Auditory Integration Therapy – while this therapy did not seem to adversely effect her, it did not appear to help either.  We discontinued after a few years when she began objecting to it.

Hyperbaric Chamber – We did not do more than 10 sessions.  So I cannot comment on whether this may have helped or not.  We discontinued because we were starting the stem cell therapy and wanted to do one over the other.

ABA (Applied Behavioral Analysis) – 40 hours per week – we discontinued after two years when Emma began regressing.

Stanley Greenspan’s Floortime Therapy – We continue to use Stanley’s DIR methods.  Emma has made noticeable improvements in language – both receptive and expressive – as well as shows a real interest in initiating play with others, both adults and peers, as well as a huge uptick in imaginary play as a result.

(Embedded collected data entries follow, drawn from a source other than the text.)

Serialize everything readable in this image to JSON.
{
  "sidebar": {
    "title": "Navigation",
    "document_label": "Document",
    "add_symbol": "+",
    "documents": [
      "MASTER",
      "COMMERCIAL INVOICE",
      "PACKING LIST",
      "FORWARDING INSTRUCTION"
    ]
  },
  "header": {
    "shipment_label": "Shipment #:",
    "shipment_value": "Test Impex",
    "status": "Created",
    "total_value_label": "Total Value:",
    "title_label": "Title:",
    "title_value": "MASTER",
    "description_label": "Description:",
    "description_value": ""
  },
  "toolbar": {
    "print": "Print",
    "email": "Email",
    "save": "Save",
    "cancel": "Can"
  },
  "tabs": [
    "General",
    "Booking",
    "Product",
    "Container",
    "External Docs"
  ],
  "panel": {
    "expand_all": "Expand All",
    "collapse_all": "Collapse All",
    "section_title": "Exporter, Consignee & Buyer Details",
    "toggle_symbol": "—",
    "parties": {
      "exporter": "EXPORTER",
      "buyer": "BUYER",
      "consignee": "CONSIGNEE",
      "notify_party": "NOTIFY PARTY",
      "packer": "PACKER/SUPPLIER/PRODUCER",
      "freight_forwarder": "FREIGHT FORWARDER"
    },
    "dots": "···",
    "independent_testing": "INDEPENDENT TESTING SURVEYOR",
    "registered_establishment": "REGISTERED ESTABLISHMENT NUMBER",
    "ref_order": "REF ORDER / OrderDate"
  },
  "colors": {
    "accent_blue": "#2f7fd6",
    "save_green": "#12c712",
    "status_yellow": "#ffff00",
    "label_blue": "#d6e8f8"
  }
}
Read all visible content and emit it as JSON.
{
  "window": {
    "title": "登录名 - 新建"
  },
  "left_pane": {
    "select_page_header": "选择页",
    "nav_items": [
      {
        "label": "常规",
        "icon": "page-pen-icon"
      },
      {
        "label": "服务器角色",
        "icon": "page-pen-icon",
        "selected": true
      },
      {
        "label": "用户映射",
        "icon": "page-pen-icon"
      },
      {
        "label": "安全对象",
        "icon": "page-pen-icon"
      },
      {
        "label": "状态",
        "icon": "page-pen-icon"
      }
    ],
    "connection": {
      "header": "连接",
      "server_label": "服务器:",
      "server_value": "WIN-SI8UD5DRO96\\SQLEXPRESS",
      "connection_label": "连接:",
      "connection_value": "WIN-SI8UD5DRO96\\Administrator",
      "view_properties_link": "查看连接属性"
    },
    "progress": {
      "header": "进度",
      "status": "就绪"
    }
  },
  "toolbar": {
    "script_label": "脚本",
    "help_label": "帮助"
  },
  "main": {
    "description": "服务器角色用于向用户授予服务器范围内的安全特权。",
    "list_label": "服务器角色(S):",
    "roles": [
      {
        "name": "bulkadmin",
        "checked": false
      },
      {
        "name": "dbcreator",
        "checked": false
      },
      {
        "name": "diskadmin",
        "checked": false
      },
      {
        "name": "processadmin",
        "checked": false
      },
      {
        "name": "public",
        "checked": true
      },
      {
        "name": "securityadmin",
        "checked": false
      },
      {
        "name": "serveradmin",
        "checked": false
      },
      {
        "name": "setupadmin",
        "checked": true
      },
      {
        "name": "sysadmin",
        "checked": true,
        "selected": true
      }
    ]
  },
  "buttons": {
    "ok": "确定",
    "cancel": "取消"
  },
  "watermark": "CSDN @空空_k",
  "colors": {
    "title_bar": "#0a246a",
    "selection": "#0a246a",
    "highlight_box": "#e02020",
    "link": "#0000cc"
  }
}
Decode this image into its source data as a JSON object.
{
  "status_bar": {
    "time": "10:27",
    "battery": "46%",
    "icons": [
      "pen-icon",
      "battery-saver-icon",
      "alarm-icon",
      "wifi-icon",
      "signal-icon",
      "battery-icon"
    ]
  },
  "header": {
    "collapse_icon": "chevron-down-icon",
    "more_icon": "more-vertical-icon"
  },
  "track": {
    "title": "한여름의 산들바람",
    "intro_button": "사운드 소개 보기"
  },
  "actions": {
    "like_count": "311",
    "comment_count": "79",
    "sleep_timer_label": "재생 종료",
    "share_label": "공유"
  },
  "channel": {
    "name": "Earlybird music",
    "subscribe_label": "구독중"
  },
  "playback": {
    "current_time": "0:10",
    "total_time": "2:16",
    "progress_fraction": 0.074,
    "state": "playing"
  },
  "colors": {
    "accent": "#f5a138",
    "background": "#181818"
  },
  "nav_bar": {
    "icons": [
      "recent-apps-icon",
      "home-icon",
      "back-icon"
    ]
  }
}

Stem Cell Therapy – The Institute for Cellular Medicine – Costa Rica

We took our daughter Emma for her first bout of stem cell treatments with the hope that they might help her autism in March, 2010.  The Institute for Cellular Medicine was introduced to us by Emma’s neuroscientist in New York City.  This treatment is in it’s infancy, they have only treated about 100 autistic children, but are seeing promising results.  The stem cells were harvested from umbilical cord blood and mixed with her own blood serum..  They then injected this mixture intrathecally and intravenously on Tuesday and again on Thursday.  She was sedated for all procedures.  Emma had a bad reaction to the first round, evidently fluid leaked from her spinal cord causing blinding headaches and vomiting.  We were able to calm her with pain medication and by Wednesday evening she felt much, much better.  We decided to go ahead with Thursdays treatment and had them sedate her after the procedure to ensure that she lie flat and thus lessen the likelihood of seepage from her spine.  She was also given a drug to reduce nausea.  She rested in the hospital with us by her side for almost four hours.  We have been told that we should not expect to see any significant change for a month or two.  We will be returning to Costa Rica for round two in August.